Corona – Tag 12

Seit etwa anderthalb Wochen sind wir jetzt weitestgehend in gar nicht mehr so freiwilligem Hausarrest. Zwar gibt es noch keine komplette Ausgangssperre, aber ein Kontakt- und Verweilverbot. Heißt: Einkaufen, Spazieren, Joggen (als ob!) sind ok, auf der Wiese sitzen aber nicht.

Die meisten Geschäfte sind geschlossen, dafür hat sich die Lage in den Supermärkten wohl entspannt.
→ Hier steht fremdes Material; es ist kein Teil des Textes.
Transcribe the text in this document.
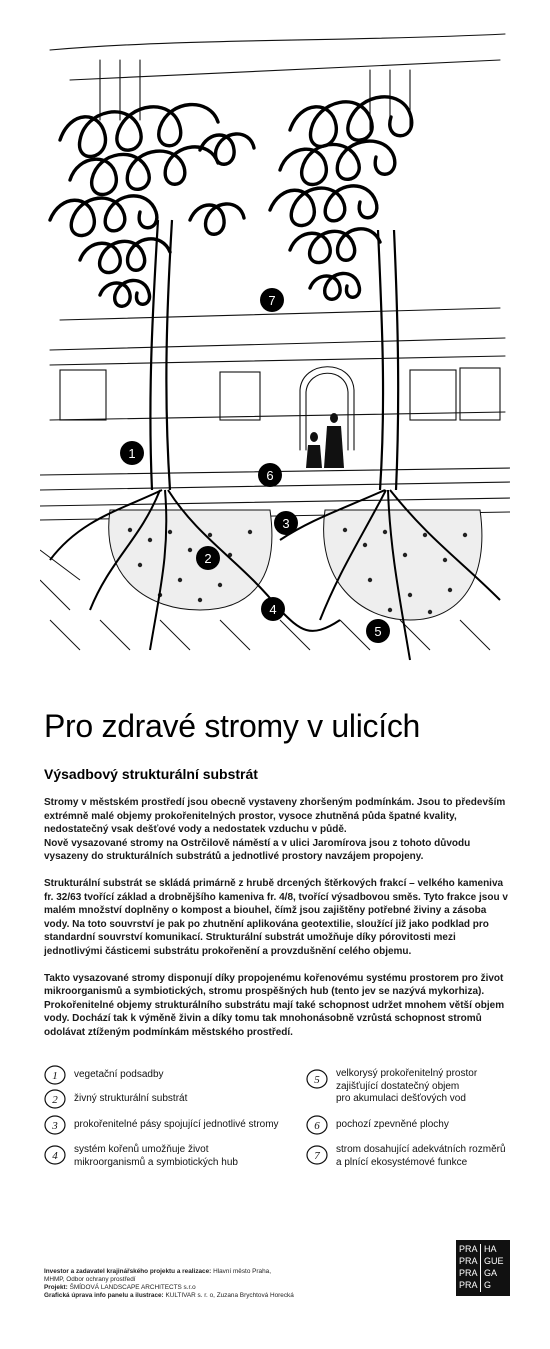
1
2
3
4
5
6
7
Pro zdravé stromy v ulicích
Výsadbový strukturální substrát

Stromy v městském prostředí jsou obecně vystaveny zhoršeným podmínkám. Jsou to především extrémně malé objemy prokořenitelných prostor, vysoce zhutněná půda špatné kvality, nedostatečný vsak dešťové vody a nedostatek vzduchu v půdě.

Nově vysazované stromy na Ostrčilově náměstí a v ulici Jaromírova jsou z tohoto důvodu vysazeny do strukturálních substrátů a jednotlivé prostory navzájem propojeny.

Strukturální substrát se skládá primárně z hrubě drcených štěrkových frakcí – velkého kameniva fr. 32/63 tvořící základ a drobnějšího kameniva fr. 4/8, tvořící výsadbovou směs. Tyto frakce jsou v malém množství doplněny o kompost a biouhel, čímž jsou zajištěny potřebné živiny a zásoba vody. Na toto souvrství je pak po zhutnění aplikována geotextilie, sloužící již jako podklad pro standardní souvrství komunikací. Strukturální substrát umožňuje díky pórovitosti mezi jednotlivými částicemi substrátu prokořenění a provzdušnění celého objemu.

Takto vysazované stromy disponují díky propojenému kořenovému systému prostorem pro život mikroorganismů a symbiotických, stromu prospěšných hub (tento jev se nazývá mykorhiza). Prokořenitelné objemy strukturálního substrátu mají také schopnost udržet mnohem větší objem vody. Dochází tak k výměně živin a díky tomu tak mnohonásobně vzrůstá schopnost stromů odolávat ztíženým podmínkám městského prostředí.

1 vegetační podsadby
2 živný strukturální substrát
3 prokořenitelné pásy spojující jednotlivé stromy
4
systém kořenů umožňuje život
mikroorganismů a symbiotických hub
5
velkorysý prokořenitelný prostor
zajišťující dostatečný objem
pro akumulaci dešťových vod
6 pochozí zpevněné plochy
7
strom dosahující adekvátních rozměrů
a plnící ekosystémové funkce
Investor a zadavatel krajinářského projektu a realizace: Hlavní město Praha,
MHMP, Odbor ochrany prostředí
Projekt: ŠMÍDOVÁ LANDSCAPE ARCHITECTS s.r.o
Grafická úprava info panelu a ilustrace: KULTIVAR s. r. o, Zuzana Brychtová Horecká
PRA HA
PRA GUE
PRA GA
PRA G
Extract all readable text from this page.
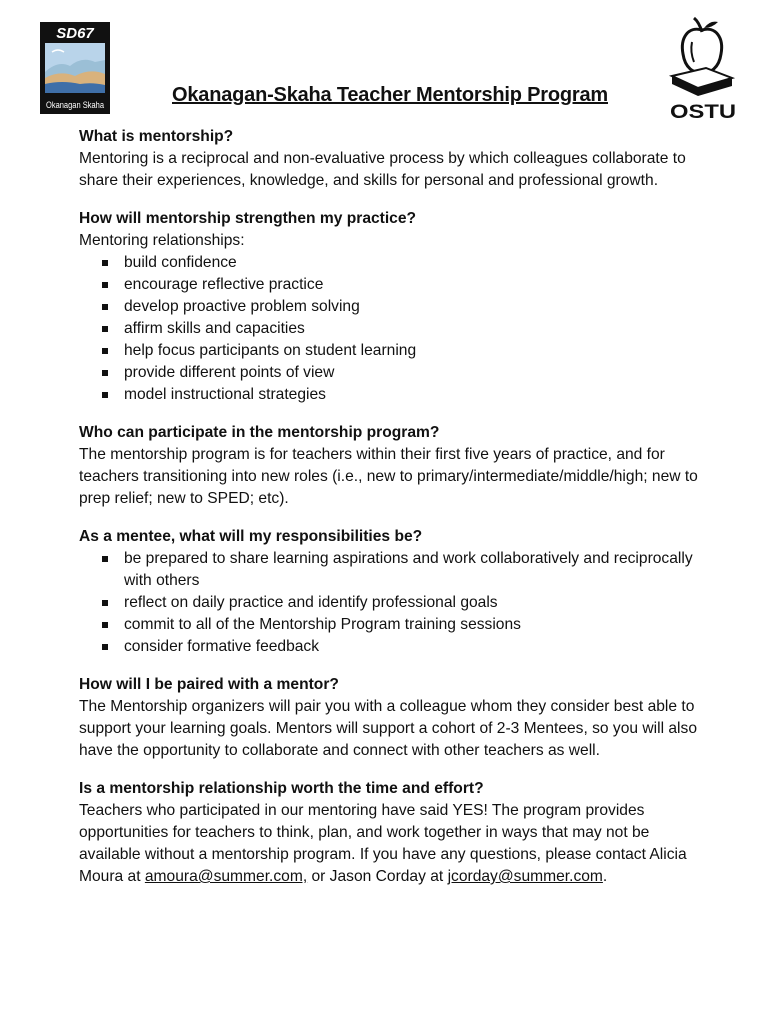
SD67
Okanagan Skaha	OSTU
Okanagan-Skaha Teacher Mentorship Program

What is mentorship?

Mentoring is a reciprocal and non-evaluative process by which colleagues collaborate to share their experiences, knowledge, and skills for personal and professional growth.

How will mentorship strengthen my practice?

Mentoring relationships:

build confidence
encourage reflective practice
develop proactive problem solving
affirm skills and capacities
help focus participants on student learning
provide different points of view
model instructional strategies

Who can participate in the mentorship program?

The mentorship program is for teachers within their first five years of practice, and for teachers transitioning into new roles (i.e., new to primary/intermediate/middle/high; new to prep relief; new to SPED; etc).

As a mentee, what will my responsibilities be?

be prepared to share learning aspirations and work collaboratively and reciprocally with others
reflect on daily practice and identify professional goals
commit to all of the Mentorship Program training sessions
consider formative feedback

How will I be paired with a mentor?

The Mentorship organizers will pair you with a colleague whom they consider best able to support your learning goals. Mentors will support a cohort of 2-3 Mentees, so you will also have the opportunity to collaborate and connect with other teachers as well.

Is a mentorship relationship worth the time and effort?

Teachers who participated in our mentoring have said YES! The program provides opportunities for teachers to think, plan, and work together in ways that may not be available without a mentorship program. If you have any questions, please contact Alicia Moura at amoura@summer.com, or Jason Corday at jcorday@summer.com.
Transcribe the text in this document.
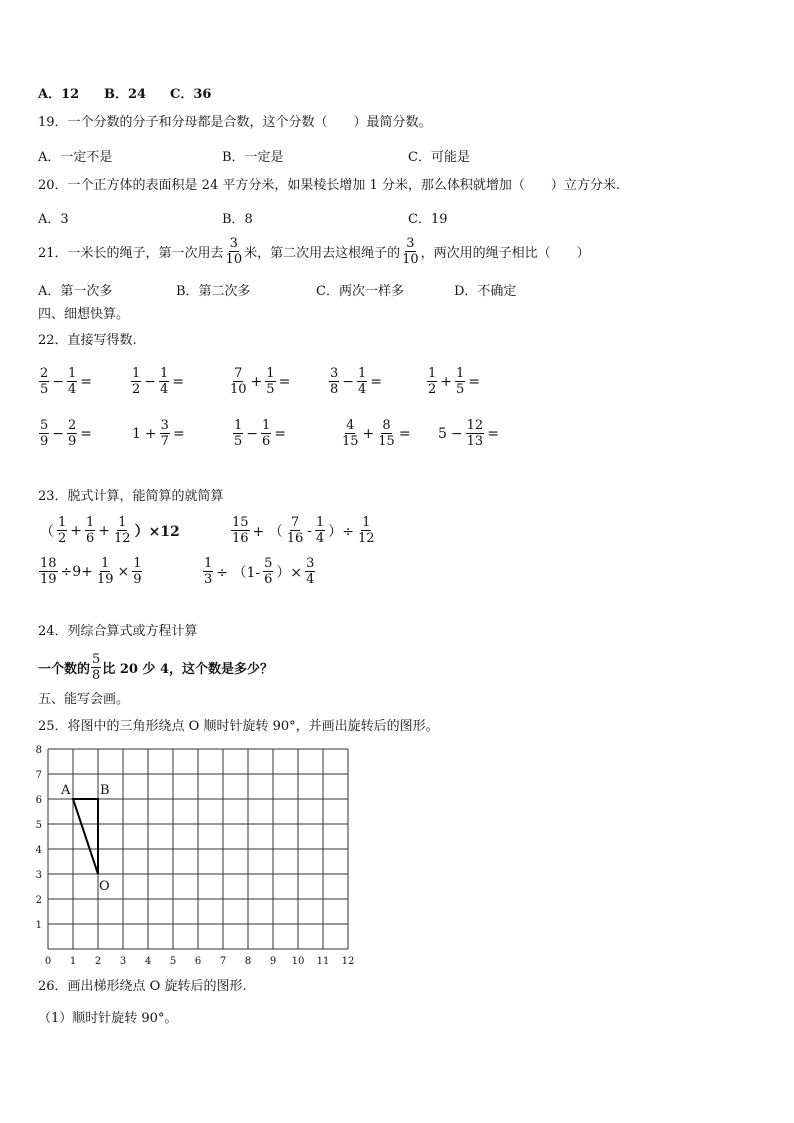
A．12 B．24 C．36
19．一个分数的分子和分母都是合数，这个分数（　　）最简分数。
A．一定不是	B．一定是	C．可能是
20．一个正方体的表面积是 24 平方分米，如果棱长增加 1 分米，那么体积就增加（　　）立方分米.
A．3	B．8	C．19
21．一米长的绳子，第一次用去 $\frac{3}{10}$ 米，第二次用去这根绳子的 $\frac{3}{10}$ ，两次用的绳子相比（　　）
A．第一次多	B．第二次多	C．两次一样多	D．不确定
四、细想快算。
22．直接写得数.
$\frac{2}{5} - \frac{1}{4}$ =	$\frac{1}{2} - \frac{1}{4}$ =	$\frac{7}{10} + \frac{1}{5}$ =	$\frac{3}{8} - \frac{1}{4}$ =	$\frac{1}{2} + \frac{1}{5}$ =
$\frac{5}{9} - \frac{2}{9}$ =	$1 + \frac{3}{7}$ =	$\frac{1}{5} - \frac{1}{6}$ =	$\frac{4}{15} + \frac{8}{15} = 5 - \frac{12}{13}$ =
23．脱式计算，能简算的就简算
（ $\frac{1}{2} + \frac{1}{6} + \frac{1}{12} )\times 12$	$\frac{15}{16}$ + （ $\frac{7}{16} - \frac{1}{4}$ ）÷ $\frac{1}{12}$
$\frac{18}{19} \div 9+ \frac{1}{19} \times \frac{1}{9}$	$\frac{1}{3} \div (1- \frac{5}{6}$ ）× $\frac{3}{4}$
24．列综合算式或方程计算
一个数的 $\frac{5}{8}$ 比 20 少 4，这个数是多少？
五、能写会画。
25．将图中的三角形绕点 O 顺时针旋转 90°，并画出旋转后的图形。
0 1 2 3 4 5 6 7 8 9 10 11 12
1
2
3
4
5
6
7
8
A B
O
26．画出梯形绕点 O 旋转后的图形.
（1）顺时针旋转 90°。
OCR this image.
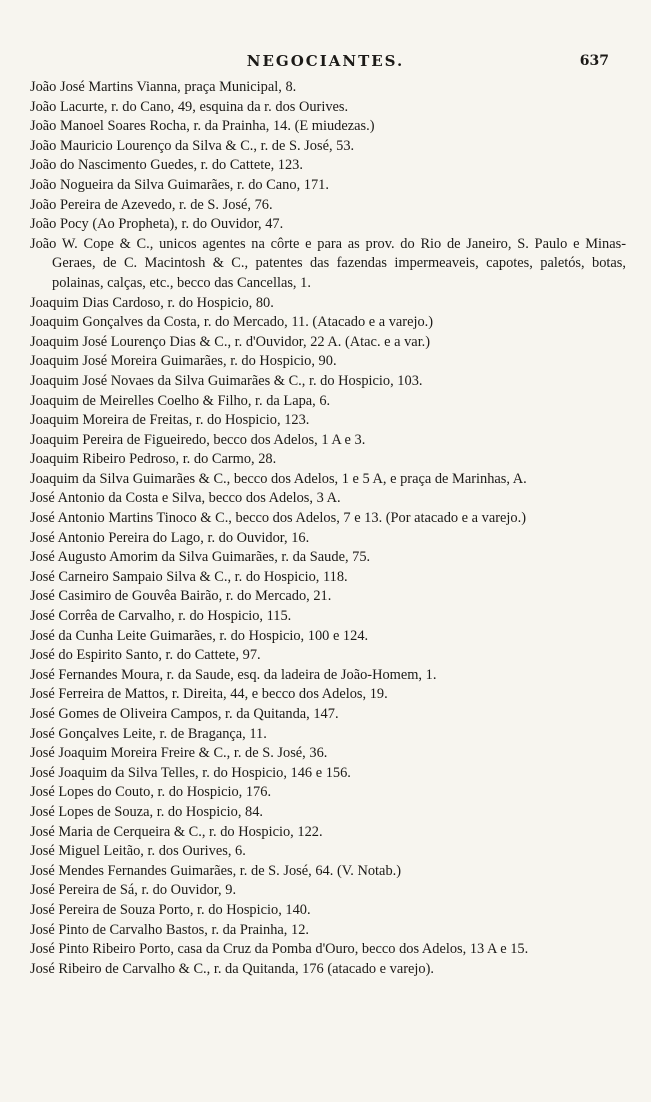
NEGOCIANTES.	637

João José Martins Vianna, praça Municipal, 8.

João Lacurte, r. do Cano, 49, esquina da r. dos Ourives.

João Manoel Soares Rocha, r. da Prainha, 14. (E miudezas.)

João Mauricio Lourenço da Silva & C., r. de S. José, 53.

João do Nascimento Guedes, r. do Cattete, 123.

João Nogueira da Silva Guimarães, r. do Cano, 171.

João Pereira de Azevedo, r. de S. José, 76.

João Pocy (Ao Propheta), r. do Ouvidor, 47.

João W. Cope & C., unicos agentes na côrte e para as prov. do Rio de Janeiro, S. Paulo e Minas-Geraes, de C. Macintosh & C., patentes das fazendas impermeaveis, capotes, paletós, botas, polainas, calças, etc., becco das Cancellas, 1.

Joaquim Dias Cardoso, r. do Hospicio, 80.

Joaquim Gonçalves da Costa, r. do Mercado, 11. (Atacado e a varejo.)

Joaquim José Lourenço Dias & C., r. d'Ouvidor, 22 A. (Atac. e a var.)

Joaquim José Moreira Guimarães, r. do Hospicio, 90.

Joaquim José Novaes da Silva Guimarães & C., r. do Hospicio, 103.

Joaquim de Meirelles Coelho & Filho, r. da Lapa, 6.

Joaquim Moreira de Freitas, r. do Hospicio, 123.

Joaquim Pereira de Figueiredo, becco dos Adelos, 1 A e 3.

Joaquim Ribeiro Pedroso, r. do Carmo, 28.

Joaquim da Silva Guimarães & C., becco dos Adelos, 1 e 5 A, e praça de Marinhas, A.

José Antonio da Costa e Silva, becco dos Adelos, 3 A.

José Antonio Martins Tinoco & C., becco dos Adelos, 7 e 13. (Por atacado e a varejo.)

José Antonio Pereira do Lago, r. do Ouvidor, 16.

José Augusto Amorim da Silva Guimarães, r. da Saude, 75.

José Carneiro Sampaio Silva & C., r. do Hospicio, 118.

José Casimiro de Gouvêa Bairão, r. do Mercado, 21.

José Corrêa de Carvalho, r. do Hospicio, 115.

José da Cunha Leite Guimarães, r. do Hospicio, 100 e 124.

José do Espirito Santo, r. do Cattete, 97.

José Fernandes Moura, r. da Saude, esq. da ladeira de João-Homem, 1.

José Ferreira de Mattos, r. Direita, 44, e becco dos Adelos, 19.

José Gomes de Oliveira Campos, r. da Quitanda, 147.

José Gonçalves Leite, r. de Bragança, 11.

José Joaquim Moreira Freire & C., r. de S. José, 36.

José Joaquim da Silva Telles, r. do Hospicio, 146 e 156.

José Lopes do Couto, r. do Hospicio, 176.

José Lopes de Souza, r. do Hospicio, 84.

José Maria de Cerqueira & C., r. do Hospicio, 122.

José Miguel Leitão, r. dos Ourives, 6.

José Mendes Fernandes Guimarães, r. de S. José, 64. (V. Notab.)

José Pereira de Sá, r. do Ouvidor, 9.

José Pereira de Souza Porto, r. do Hospicio, 140.

José Pinto de Carvalho Bastos, r. da Prainha, 12.

José Pinto Ribeiro Porto, casa da Cruz da Pomba d'Ouro, becco dos Adelos, 13 A e 15.

José Ribeiro de Carvalho & C., r. da Quitanda, 176 (atacado e varejo).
Ich war in der letzten Woche fast täglich einkaufen, jeweils nur für die nächsten ein bis zwei Tage. Wir essen viel mehr frisches Gemüse, das gibt es reichlich.

Die Laune ist eigentlich gut. Die Kinder sind eh ziemliche Stubenhocker und vermissen wenig. Wie sonst auch, scheuchen wir sie zumindest für eine Weile nach draußen, um frische Luft und Bewegung zu kriegen. Zum Glück haben wir den kleinen Garten hinterm Haus und auch unseren kleinen Balkon, so dass wir auch bei einer möglichen Verschärfung der Einschränkungen nicht ganz darauf verzichten müssen.

Das arbeiten von zu Hause klappt bei mir ganz gut, lediglich die schlechte Internetverbindung ist ein stetiges Ärgernis. Mit der neuen DSL-Leitung, bis Ende April sogar parallel zum alten Anschluss, sollte das aber ab spätestens morgen gelöst sein.

Ansonsten beschäftigen wir uns so, wie sonst auch; die Kindern haben einiges für die Schule zu tun. Wir malen, spielen, gucken ein bisschen fern. Langweilig ist mir zum Glück noch nicht geworden.

Und das Wichtigste: wir sind gesund.